キスが原因、その名もズバリの「キス病」とは
2016-12-16 18:30:17
執筆:南部 洋子(助産師・看護師・タッチケア公認講師)
医療監修:株式会社とらうべ
キスをしただけで感染してしまう疾患「キス病」。
もし自分のパートナーがそうした感染症にかかっていたら、スキンシップだけで感染してしまうリスクがあります。
キス病とはいったいどういう病気なのでしょうか?
自分のためにも、パートナーのためにも、どんな病気なのか、詳しくみていきましょう。
唾液を介して感染する「キス病」
キス病は、「伝染性単核球症」とも呼ばれ、ヘルペスウィルスの一種である「EBウイルス」によって感染します。
キス以外にも、飲み物の回し飲みや口からの感染が多いのですが、咳やくしゃみで感染する可能性があるとも言われています。
この疾病に感染すると、病原体がリンパ腺の中で増殖するため、発熱や倦怠感、リンパ節の腫れ、のどの痛みなどの症状が現れます。
米国では全学級が閉鎖になった学校も
2014年11月20日、米国オクラホマ州の学校でキス病が発生し、12月まで全学級が閉鎖されるというニュースが報じられました。
州都オクラホマシティーの北部にあるウッドランド・パブリックスクールは「200人の生徒を感染のリスクから守るため、閉鎖を決めた」と説明しています。また、同州の教育委員会は「感染性の強い病気であることを考慮した」としています。
症状は比較的軽く、自然治癒することが多い
感染性が強いとはいえ、キス病はそれほど恐ろしい病気ではありません。
キス病は感染する年齢によって症状が異なり、乳幼児期では症状が出ないことも多いのです。思春期以降になると、半数以上の感染者に先ほどご紹介した症状が見られます。
ただし、これらの症状は病院で診察を受けても単なる扁桃腺炎や風邪と診断されることが多いようです。

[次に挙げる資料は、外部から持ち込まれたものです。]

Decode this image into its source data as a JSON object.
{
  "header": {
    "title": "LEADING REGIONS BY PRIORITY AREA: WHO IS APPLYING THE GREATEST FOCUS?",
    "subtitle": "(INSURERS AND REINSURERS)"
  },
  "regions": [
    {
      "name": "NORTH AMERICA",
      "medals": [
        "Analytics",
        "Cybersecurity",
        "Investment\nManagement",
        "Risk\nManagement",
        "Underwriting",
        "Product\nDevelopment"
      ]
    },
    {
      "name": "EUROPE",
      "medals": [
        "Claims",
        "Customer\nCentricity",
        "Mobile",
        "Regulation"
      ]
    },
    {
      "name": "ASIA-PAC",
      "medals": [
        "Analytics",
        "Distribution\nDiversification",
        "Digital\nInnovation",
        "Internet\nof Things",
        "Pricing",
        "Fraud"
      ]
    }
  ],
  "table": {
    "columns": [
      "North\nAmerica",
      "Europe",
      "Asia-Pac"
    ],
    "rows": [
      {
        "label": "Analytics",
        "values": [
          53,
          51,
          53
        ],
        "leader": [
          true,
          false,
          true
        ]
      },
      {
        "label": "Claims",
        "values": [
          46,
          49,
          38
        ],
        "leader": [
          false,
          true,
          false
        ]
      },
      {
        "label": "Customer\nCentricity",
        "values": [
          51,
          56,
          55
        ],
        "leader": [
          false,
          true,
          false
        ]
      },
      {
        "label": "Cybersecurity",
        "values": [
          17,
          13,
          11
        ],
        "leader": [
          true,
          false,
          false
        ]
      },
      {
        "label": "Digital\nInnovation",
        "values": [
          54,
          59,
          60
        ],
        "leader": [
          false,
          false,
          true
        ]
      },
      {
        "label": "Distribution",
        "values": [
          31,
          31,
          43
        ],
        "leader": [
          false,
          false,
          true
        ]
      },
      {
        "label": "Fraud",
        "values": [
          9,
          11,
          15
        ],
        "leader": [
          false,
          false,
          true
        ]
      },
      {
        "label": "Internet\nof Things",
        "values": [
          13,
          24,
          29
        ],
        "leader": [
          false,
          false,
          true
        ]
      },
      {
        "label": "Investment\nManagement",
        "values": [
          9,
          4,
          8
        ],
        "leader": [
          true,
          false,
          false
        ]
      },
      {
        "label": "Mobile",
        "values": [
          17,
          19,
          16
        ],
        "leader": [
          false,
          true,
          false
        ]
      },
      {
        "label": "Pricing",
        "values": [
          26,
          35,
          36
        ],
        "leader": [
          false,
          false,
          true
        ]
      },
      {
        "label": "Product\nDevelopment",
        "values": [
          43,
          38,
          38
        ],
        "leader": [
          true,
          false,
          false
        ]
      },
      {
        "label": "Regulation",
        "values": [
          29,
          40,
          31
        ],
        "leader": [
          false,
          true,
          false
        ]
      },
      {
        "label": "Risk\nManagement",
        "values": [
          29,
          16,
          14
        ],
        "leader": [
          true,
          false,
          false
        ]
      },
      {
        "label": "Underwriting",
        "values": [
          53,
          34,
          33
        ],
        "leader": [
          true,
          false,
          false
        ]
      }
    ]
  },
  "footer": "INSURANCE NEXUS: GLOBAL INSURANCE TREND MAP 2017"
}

また放置していても数日程度で自然治癒することが多いため、あまり深刻にとらえられることはありません。さらに、たとえキス病と診断されても根本的な治療法はないため、熱を下げたり炎症を抑えたりといった症状に合わせた対症療法が中心となります。
この点もまさに風邪と同じで、回復するまで安静にすることが大切です。
日米ではやや異なるキス病事情
アメリカでは幼児期の感染率は20%と低く、青年期で感染するケースが多くなりますが、日本では2~3歳までに70%が感染し、20歳代で90%以上が抗体を持っているようです。
小児期に感染して症状はほとんど出ないまま抗体ができるので、日本では、大きな問題になっていません。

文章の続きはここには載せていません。